4. The Steelers probably cannot sustain another major injury, particularly to Rashard Mendenhall, Ben Roethlisberger, or one of the linebackers.
Losing any of the above would probably spell doom. Willie Parker has been effective in relief, but it's unlikely he'd be as good in a regular role again. Dixon was effective in his first start, but the offense trends toward being too conservative with him under center. The linebackers are making the majority of the plays on defense, meaning that losing any one of them would decrease the production of an already struggling defense.
Troy Polamalu will not be 100 percent for the rest of the year, either.
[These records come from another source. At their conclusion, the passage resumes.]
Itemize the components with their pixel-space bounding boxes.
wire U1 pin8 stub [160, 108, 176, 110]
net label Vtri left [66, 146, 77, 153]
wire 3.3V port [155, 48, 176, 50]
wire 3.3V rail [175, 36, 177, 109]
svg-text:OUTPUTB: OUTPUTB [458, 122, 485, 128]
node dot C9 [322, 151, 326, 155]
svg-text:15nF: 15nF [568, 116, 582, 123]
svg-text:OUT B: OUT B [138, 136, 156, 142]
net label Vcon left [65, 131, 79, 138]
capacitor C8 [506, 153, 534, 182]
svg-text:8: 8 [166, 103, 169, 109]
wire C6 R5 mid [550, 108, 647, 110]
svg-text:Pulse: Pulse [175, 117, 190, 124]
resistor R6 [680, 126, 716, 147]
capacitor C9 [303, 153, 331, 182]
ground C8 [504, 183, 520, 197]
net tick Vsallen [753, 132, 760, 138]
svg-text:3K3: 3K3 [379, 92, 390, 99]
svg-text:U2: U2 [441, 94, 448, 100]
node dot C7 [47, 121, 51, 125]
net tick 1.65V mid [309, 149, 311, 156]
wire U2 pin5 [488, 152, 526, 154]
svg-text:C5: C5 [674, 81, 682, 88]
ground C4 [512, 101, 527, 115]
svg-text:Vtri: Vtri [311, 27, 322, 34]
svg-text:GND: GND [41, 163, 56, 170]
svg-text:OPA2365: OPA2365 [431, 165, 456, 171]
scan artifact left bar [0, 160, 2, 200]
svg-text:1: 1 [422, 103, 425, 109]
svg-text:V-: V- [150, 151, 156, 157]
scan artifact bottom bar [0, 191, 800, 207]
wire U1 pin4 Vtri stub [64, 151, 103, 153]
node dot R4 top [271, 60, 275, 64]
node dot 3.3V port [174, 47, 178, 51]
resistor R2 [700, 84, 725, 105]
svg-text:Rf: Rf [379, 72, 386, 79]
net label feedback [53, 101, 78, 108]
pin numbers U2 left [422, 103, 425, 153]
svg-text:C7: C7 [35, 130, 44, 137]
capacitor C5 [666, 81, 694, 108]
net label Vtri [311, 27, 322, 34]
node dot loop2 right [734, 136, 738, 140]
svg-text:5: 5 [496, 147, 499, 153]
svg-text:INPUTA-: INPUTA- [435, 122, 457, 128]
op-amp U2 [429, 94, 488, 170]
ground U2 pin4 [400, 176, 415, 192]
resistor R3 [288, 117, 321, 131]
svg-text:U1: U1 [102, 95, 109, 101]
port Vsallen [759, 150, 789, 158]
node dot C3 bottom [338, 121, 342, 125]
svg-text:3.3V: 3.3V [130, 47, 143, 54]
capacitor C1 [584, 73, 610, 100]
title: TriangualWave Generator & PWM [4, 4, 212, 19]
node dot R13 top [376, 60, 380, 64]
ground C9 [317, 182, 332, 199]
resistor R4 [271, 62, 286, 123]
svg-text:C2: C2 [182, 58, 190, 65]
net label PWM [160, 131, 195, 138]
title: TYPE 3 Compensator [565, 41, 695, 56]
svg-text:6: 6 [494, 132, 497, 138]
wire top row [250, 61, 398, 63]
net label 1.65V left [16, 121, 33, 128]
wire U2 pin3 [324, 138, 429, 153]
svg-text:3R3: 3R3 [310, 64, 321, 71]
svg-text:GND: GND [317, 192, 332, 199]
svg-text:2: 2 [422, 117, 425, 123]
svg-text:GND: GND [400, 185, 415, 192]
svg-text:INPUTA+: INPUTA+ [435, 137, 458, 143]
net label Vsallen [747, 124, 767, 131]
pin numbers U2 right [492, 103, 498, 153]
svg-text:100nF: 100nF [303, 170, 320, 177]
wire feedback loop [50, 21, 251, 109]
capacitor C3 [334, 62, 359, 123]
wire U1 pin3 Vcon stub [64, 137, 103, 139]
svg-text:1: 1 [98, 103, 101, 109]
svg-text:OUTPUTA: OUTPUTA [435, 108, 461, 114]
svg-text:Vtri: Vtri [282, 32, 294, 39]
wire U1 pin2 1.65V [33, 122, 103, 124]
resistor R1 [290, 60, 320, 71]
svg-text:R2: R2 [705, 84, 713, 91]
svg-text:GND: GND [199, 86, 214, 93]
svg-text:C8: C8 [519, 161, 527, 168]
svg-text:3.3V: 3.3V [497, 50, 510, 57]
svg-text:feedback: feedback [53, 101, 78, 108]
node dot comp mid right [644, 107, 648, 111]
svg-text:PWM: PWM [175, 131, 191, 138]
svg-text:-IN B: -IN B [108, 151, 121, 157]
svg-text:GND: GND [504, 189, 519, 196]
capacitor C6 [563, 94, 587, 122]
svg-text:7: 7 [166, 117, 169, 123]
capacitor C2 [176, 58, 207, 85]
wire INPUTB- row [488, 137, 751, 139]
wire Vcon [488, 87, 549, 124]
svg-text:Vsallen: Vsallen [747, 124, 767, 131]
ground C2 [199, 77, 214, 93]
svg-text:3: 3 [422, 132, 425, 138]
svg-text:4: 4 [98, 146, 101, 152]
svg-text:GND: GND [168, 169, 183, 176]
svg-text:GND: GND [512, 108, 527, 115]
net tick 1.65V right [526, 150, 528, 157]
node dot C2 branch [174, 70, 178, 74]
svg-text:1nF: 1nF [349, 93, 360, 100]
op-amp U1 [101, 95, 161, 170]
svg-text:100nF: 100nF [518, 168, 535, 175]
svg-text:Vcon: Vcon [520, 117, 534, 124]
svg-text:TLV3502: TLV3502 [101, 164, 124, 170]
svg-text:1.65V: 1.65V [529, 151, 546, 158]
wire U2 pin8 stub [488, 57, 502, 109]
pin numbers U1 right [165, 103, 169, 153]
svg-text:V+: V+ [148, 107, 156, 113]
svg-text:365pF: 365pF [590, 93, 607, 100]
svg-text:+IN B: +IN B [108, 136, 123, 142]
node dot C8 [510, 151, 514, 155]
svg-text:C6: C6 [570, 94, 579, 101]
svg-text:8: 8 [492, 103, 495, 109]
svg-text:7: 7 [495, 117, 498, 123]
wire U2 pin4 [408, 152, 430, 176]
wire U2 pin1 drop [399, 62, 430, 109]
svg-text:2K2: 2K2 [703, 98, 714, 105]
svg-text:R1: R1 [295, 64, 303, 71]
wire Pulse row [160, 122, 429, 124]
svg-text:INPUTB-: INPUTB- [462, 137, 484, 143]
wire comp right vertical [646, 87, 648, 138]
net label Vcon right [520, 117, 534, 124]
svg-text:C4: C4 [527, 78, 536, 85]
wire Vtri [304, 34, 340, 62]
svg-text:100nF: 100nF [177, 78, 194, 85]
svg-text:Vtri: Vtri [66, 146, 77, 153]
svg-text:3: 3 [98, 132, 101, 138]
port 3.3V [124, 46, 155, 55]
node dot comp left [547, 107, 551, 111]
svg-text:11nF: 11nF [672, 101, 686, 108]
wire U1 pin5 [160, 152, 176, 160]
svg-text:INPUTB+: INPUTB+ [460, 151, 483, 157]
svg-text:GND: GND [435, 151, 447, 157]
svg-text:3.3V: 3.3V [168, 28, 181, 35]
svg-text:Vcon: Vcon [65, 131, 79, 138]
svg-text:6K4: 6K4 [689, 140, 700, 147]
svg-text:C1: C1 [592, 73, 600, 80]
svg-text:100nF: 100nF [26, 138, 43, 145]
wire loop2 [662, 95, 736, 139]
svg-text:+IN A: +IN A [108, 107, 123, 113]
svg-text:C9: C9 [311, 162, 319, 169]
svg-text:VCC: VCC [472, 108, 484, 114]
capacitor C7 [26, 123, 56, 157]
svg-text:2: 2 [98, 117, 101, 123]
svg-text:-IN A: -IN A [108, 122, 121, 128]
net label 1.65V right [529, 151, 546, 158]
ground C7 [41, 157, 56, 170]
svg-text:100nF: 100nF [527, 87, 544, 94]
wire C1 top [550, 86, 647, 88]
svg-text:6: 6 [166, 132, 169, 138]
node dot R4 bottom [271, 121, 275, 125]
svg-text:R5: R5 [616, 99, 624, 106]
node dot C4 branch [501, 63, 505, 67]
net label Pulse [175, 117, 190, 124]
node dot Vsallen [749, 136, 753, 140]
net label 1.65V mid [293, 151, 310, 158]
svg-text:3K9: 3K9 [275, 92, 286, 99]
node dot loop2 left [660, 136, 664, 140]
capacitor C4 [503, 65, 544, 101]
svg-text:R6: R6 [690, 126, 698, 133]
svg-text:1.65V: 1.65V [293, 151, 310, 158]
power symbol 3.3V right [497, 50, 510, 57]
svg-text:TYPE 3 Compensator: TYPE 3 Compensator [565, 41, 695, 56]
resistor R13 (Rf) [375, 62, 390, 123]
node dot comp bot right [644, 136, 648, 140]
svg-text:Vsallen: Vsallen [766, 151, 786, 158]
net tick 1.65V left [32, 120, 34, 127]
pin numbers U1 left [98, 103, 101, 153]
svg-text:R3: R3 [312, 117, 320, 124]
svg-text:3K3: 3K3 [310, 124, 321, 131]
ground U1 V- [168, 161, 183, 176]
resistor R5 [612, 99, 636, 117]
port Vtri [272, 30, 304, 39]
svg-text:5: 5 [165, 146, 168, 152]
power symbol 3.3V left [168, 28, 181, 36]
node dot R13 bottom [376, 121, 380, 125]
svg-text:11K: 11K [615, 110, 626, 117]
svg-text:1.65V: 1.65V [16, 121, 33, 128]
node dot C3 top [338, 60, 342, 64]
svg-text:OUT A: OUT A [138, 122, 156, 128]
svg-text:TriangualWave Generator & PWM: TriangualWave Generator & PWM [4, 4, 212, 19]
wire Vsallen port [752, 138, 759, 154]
The Steelers need to rest him as much as possible down the stretch so he can be effective in postseason games. Missing games against the Raiders and Browns would likely not have a terribly adverse effect.
The Fix Is In
So how do you utilize the good news, repair the bad news, and cope with the realities?
1. Blitz on defense. Whenever the Steelers have utilized blitz packages, even without Troy Polamalu on the field, they have been very effective. The problem has been that Dick LeBeau has been hesitant to blitz in the absence of his talented strong safety.
Against Baltimore in the second half, the Steelers began using several exotic blitzes that not only shredded a tough Ravens line but also left Joe Flacco utterly confused and probably badly bruised.
The greatest strengths the Steelers' defense has are its speed and ability to blitz from anywhere. They need to use those now, regardless of Polamalu's status.
2. Shake up the plays on offense. Why not use Dennis Dixon a few snaps each game? He can run the option, which would likely work a couple of times and could be effective if drives are stalling consistently.
Also, if you paid attention to the Ravens game, you noticed that when the Steelers pass on first down, they routinely complete those throws. Teams don't expect the Steelers to throw on early downs, so they stack the box. They need to start using that.
It also wouldn't hurt to run the no-huddle in situations in which the Steelers can wear out or exploit an opposing defense. Ben Roethlisberger operates a near-flawless no-huddle attack, so it makes sense that we'd start seeing it more often.
Finally, for Bruce Arians: When in doubt, let Ben call the plays.
3. Play the starters on coverage units. I know it's risky and could lead to further injuries, but the basic fact is that if you can't cover kicks and punts, you can't win the Super Bowl.
Brett Keisel, James Harrison, Lamarr Woodley, and probably even Ryan Clark would be excellent on coverage units. They certainly couldn't do worse than the current specialists are doing.
Somehow, Mike Tomlin has to put an end to this. This is the only quick way to fix it.
4. Create some urgency. The Steelers have a tendency to play down to opponents who shouldn't even be on the same field. We saw it in Kansas City and, to a lesser degree, in Baltimore.
It's time it stops.
The Steelers rise to the occasion when they face good teams. Remember when they put away the Vikings?
Mike Tomlin needs to light them up for every game. This weekend against Oakland is the perfect litmus test. Get the Steelers motivated and fired up and then see how they handle an inferior team.
There's no harm in a little motivation.
A record of 6-5 is manageable. The team is only a few plays from winning four more games. In fact, it is only a few plays from being undefeated.
The Steelers' task the rest of the way is to make sure they start making those plays regularly.
When they are on, they are very difficult for anyone to beat.